Joe Clark «émissaire spécial» pour un siège au Conseil de sécurité

OTTAWA — L’ex-premier ministre conservateur Joe Clark, qui avait aussi été ministre canadien des Affaires étrangères, se rend cette semaine dans le golfe Persique et en Afrique afin de mousser la candidature du Canada pour un siège au Conseil de sécurité des Nations unies. Mais sa tâche ne sera pas facile, estiment des observateurs.

M. Clark a entamé lundi une mission d’une semaine en Algérie, à Bahreïn, au Qatar et en Égypte. L’«émissaire spécial» tentera de convaincre les capitales de ces pays d’appuyer en juin la candidature du Canada pour un siège non permanent de deux ans au sein de l’organisme le plus puissant de l’ONU.

S’il réussit, le gouvernement libéral de Justin Trudeau affirme que le Canada continuera de travailler pour renforcer le multilatéralisme, favoriser la paix, lutter contre les changements climatiques, promouvoir la sécurité économique et faire progresser l’égalité des genres.

Bessma Momani, spécialiste du Moyen-Orient à l’Université de Waterloo, affirme que la pression du Canada en faveur des droits des femmes ne sera pas très bien accueillie dans certains pays. «Le peuple (de ces pays) tient certainement le Canada en haute estime, indépendamment de ce que les gouvernements peuvent penser», a déclaré M. Momani. «Les gens font toujours la queue pour immigrer ici.

«Certes, notre récent accent sur les droits de la personne et les droits des femmes n’est probablement pas reçu aussi favorablement dans cette partie du monde, qui a tendance à avoir des valeurs plus conservatrices et qui fait partie des régions autocratiques du monde.»

Le premier ministre Trudeau s’est rendu en Éthiopie et au Sénégal en février dans le cadre de la campagne de son gouvernement pour le siège au Conseil de sécurité. Plusieurs ministres ont également visité des pays africains ces derniers mois, dont le ministre des Affaires étrangères, François-Philippe Champagne.

Le scrutin secret à l’Assemblée générale des Nations unies a lieu en juin pour un mandat de deux ans commençant l’année prochaine. L’Afrique, avec ses 54 membres votants, constitue un bloc clé dans cette lutte acharnée qui oppose le Canada à la Norvège et à l’Irlande pour les deux sièges disponibles dans cette partie du monde. Les deux pays européens dépensent plus par habitant que le Canada en aide étrangère, ce qui est perçu par de nombreux analystes comme un obstacle aux chances du Canada de décrocher le siège.

M. Clark est un choix approprié pour faire campagne dans cette région, mais il aura du pain sur la planche, a estimé Fen Hampson, un expert de l’Université Carleton qui a écrit un livre récent sur la politique étrangère de l’ancien premier ministre Brian Mulroney. M. Clark avait été ministre des Affaires extérieures dans le gouvernement Mulroney.

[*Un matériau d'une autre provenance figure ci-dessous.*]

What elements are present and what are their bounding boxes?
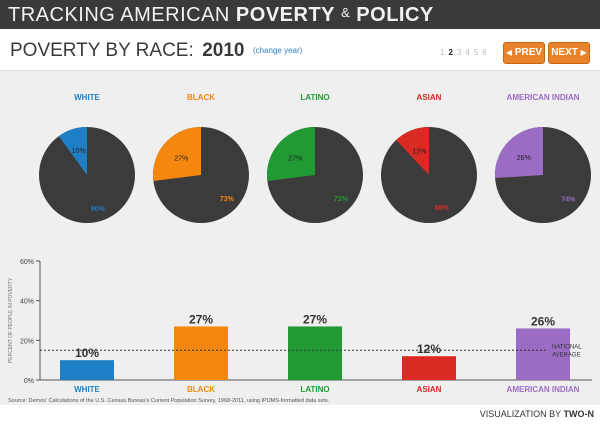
pie-title-american-indian: AMERICAN INDIAN: [507, 93, 580, 102]
pie-title-black: BLACK: [187, 93, 215, 102]
title-bar: TRACKING AMERICAN POVERTY & POLICY: [0, 0, 600, 29]
pie-label-american-indian-poverty: 26%: [517, 155, 531, 162]
visualization-credit: VISUALIZATION BY TWO-N: [480, 409, 594, 419]
next-button[interactable]: NEXT ▶: [548, 42, 590, 64]
pie-slice-asian-poverty: [396, 127, 429, 175]
pie-title-white: WHITE: [74, 93, 100, 102]
pie-slice-american-indian-poverty: [494, 127, 543, 179]
prev-button[interactable]: ◀ PREV: [503, 42, 545, 64]
pie-label-asian-poverty: 12%: [412, 149, 426, 156]
pie-label-american-indian-rest: 74%: [561, 197, 576, 204]
bar-value-label-white: 10%: [75, 346, 99, 360]
national-average-label-line1: NATIONAL: [552, 344, 582, 350]
bar-american-indian: [516, 328, 570, 380]
pie-title-asian: ASIAN: [417, 93, 442, 102]
pie-label-white-rest: 90%: [91, 206, 106, 213]
pie-label-black-rest: 73%: [220, 196, 235, 203]
bar-value-label-black: 27%: [189, 312, 213, 326]
x-category-label-latino: LATINO: [300, 385, 329, 394]
x-category-label-white: WHITE: [74, 385, 100, 394]
chart-area: WHITE 10% 90% BLACK 27% 73% LATINO 27% 73% ASIAN 1…: [0, 70, 600, 405]
title-ampersand: &: [341, 5, 351, 20]
pie-label-latino-rest: 73%: [334, 196, 349, 203]
page-link-5[interactable]: 5: [473, 48, 479, 57]
bar-value-label-american-indian: 26%: [531, 314, 555, 328]
footer: VISUALIZATION BY TWO-N: [0, 405, 600, 425]
pie-slice-white-poverty: [58, 127, 87, 175]
page-link-6[interactable]: 6: [482, 48, 487, 57]
bar-asian: [402, 356, 456, 380]
y-tick-label: 60%: [20, 259, 34, 266]
change-year-link[interactable]: (change year): [252, 46, 303, 55]
credit-prefix: VISUALIZATION BY: [479, 409, 561, 419]
bar-value-label-asian: 12%: [417, 342, 441, 356]
y-tick-label: 40%: [20, 299, 34, 306]
x-category-label-american-indian: AMERICAN INDIAN: [507, 385, 580, 394]
bar-black: [174, 326, 228, 380]
arrow-left-icon: ◀: [505, 48, 513, 57]
pie-title-latino: LATINO: [300, 93, 329, 102]
title-main: TRACKING AMERICAN: [8, 4, 230, 26]
page-link-3[interactable]: 3: [456, 48, 462, 57]
subheader-label: POVERTY BY RACE:: [10, 40, 194, 61]
title-bold-poverty: POVERTY: [235, 4, 335, 26]
bar-latino: [288, 326, 342, 380]
x-category-label-asian: ASIAN: [417, 385, 442, 394]
page-link-2[interactable]: 2: [448, 48, 453, 57]
bar-value-label-latino: 27%: [303, 312, 327, 326]
y-axis-label: PERCENT OF PEOPLE IN POVERTY: [8, 277, 14, 363]
x-category-label-black: BLACK: [187, 385, 215, 394]
next-button-label: NEXT: [551, 47, 578, 58]
subheader-year: 2010: [202, 40, 245, 61]
page-link-4[interactable]: 4: [465, 48, 470, 57]
page-link-1[interactable]: 1: [440, 48, 445, 57]
y-tick-label: 0%: [24, 378, 34, 385]
arrow-right-icon: ▶: [580, 48, 587, 57]
y-tick-label: 20%: [20, 338, 34, 345]
source-note: Source: Demos' Calculations of the U.S. …: [8, 398, 330, 404]
pie-label-white-poverty: 10%: [72, 148, 86, 155]
pie-label-latino-poverty: 27%: [288, 156, 302, 163]
national-average-label-line2: AVERAGE: [552, 352, 581, 358]
chart-svg: WHITE 10% 90% BLACK 27% 73% LATINO 27% 73% ASIAN 1…: [8, 93, 592, 404]
page-title: TRACKING AMERICAN POVERTY & POLICY: [8, 4, 434, 27]
chart-subheader: POVERTY BY RACE: 2010 (change year): [10, 40, 302, 62]
credit-name: TWO-N: [563, 409, 595, 419]
bar-white: [60, 360, 114, 380]
pie-label-black-poverty: 27%: [174, 156, 188, 163]
pie-label-asian-rest: 88%: [435, 205, 450, 212]
title-bold-policy: POLICY: [356, 4, 434, 26]
prev-button-label: PREV: [514, 47, 543, 58]
pie-slice-latino-poverty: [267, 127, 315, 182]
pie-slice-black-poverty: [153, 127, 201, 182]
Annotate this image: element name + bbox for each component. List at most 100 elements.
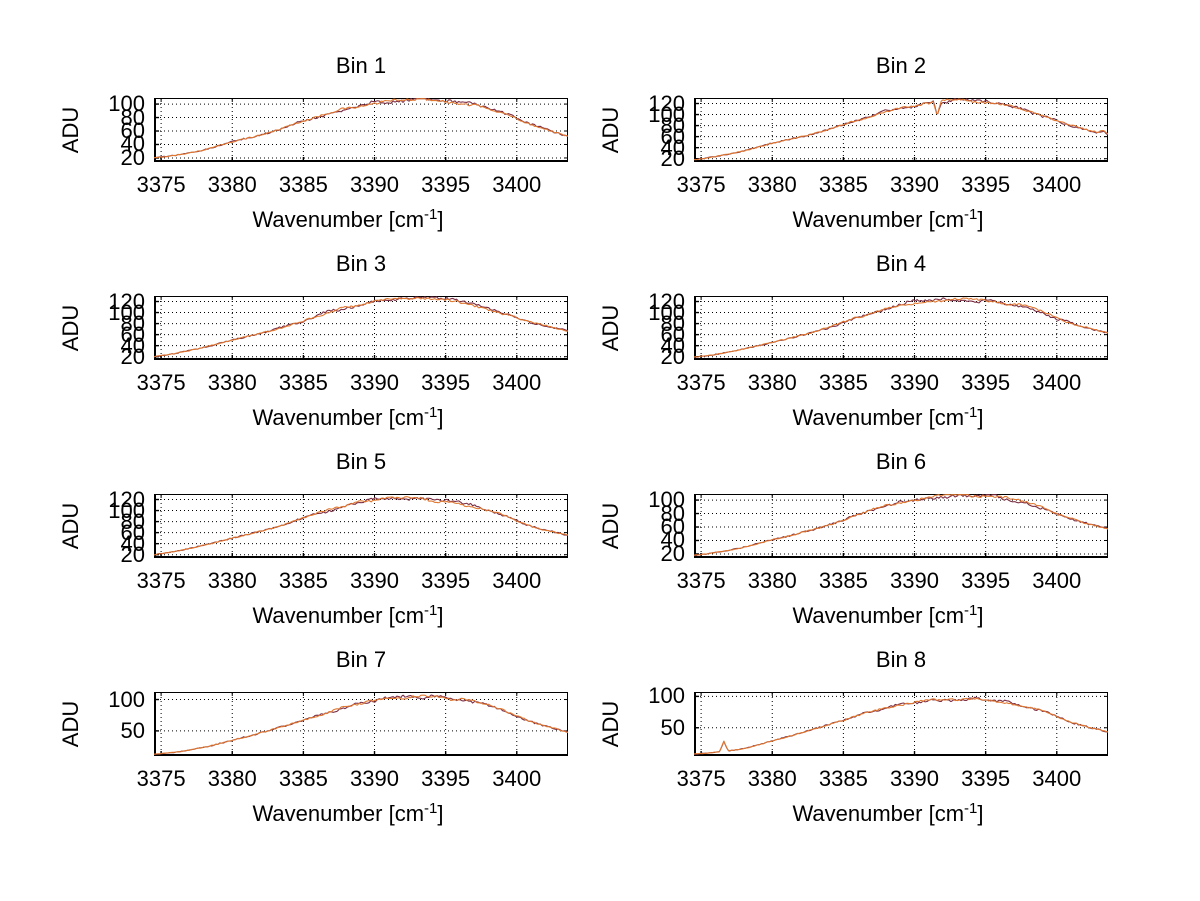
y-tick-label: 120 [648, 288, 685, 314]
x-axis-label-superscript: -1 [964, 602, 978, 619]
subplot-bin-3: Bin 3 ADU 20 40 60 80 100 120 3375 3380 3385 3390 33… [58, 252, 568, 430]
x-tick-label: 3385 [818, 568, 868, 593]
subplot-bin-1: Bin 1 ADU 20 40 60 80 100 3375 3380 3385 3390 3395 3… [58, 54, 568, 232]
x-tick-label: 3380 [747, 568, 797, 593]
y-tick-label: 120 [108, 486, 145, 512]
x-tick-label: 3375 [136, 766, 186, 791]
spectrum-line-orange [154, 296, 568, 358]
x-axis-label: Wavenumber [cm-1] [141, 602, 555, 632]
y-axis-label: ADU [598, 304, 623, 352]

«Les dirigeants africains qui ont une bonne mémoire se souviendront du rôle important que Joe Clark et Brian Mulroney ont joué dans le Commonwealth en aidant à mettre fin à l’apartheid en Afrique du Sud et en intervenant également dans la crise de la famine en Éthiopie», a soutenu M. Hampson.

«Nous avons également ouvert nos coffres avec une aide généreuse au développement au cours de ces années. Malheureusement, l’engagement plus récent du Canada dans la région, sous des gouvernements successifs, souffre par rapport à notre rôle dans les années 1980 et 1990, et c’est là le noeud du problème — et notre défi à obtenir que les Africains votent pour nous.»

C’est au cours de l’ère Mulroney que le Canada a inventé la pratique des «émissaires spéciaux» pour faire campagne lorsqu’il a décroché un siège au Conseil en 1988, a rappelé Adam Chapnick, professeur au Collège militaire royal.

«En règle générale, vous n’envoyez pas d’émissaires spéciaux à l’autre bout du monde, à moins que vous ne pensiez qu’il existe une chance raisonnable d’obtenir un oui et que vous ne vous attendez pas à ce que les stratégies de campagne normales soient suffisantes pour conclure», a estimé le professeur Chapnick. «En général, en ce qui concerne les campagnes du Conseil de sécurité, nous faisons mieux dans le Golfe et au Moyen-Orient, en gros, que ce que les gens pourraient croire.»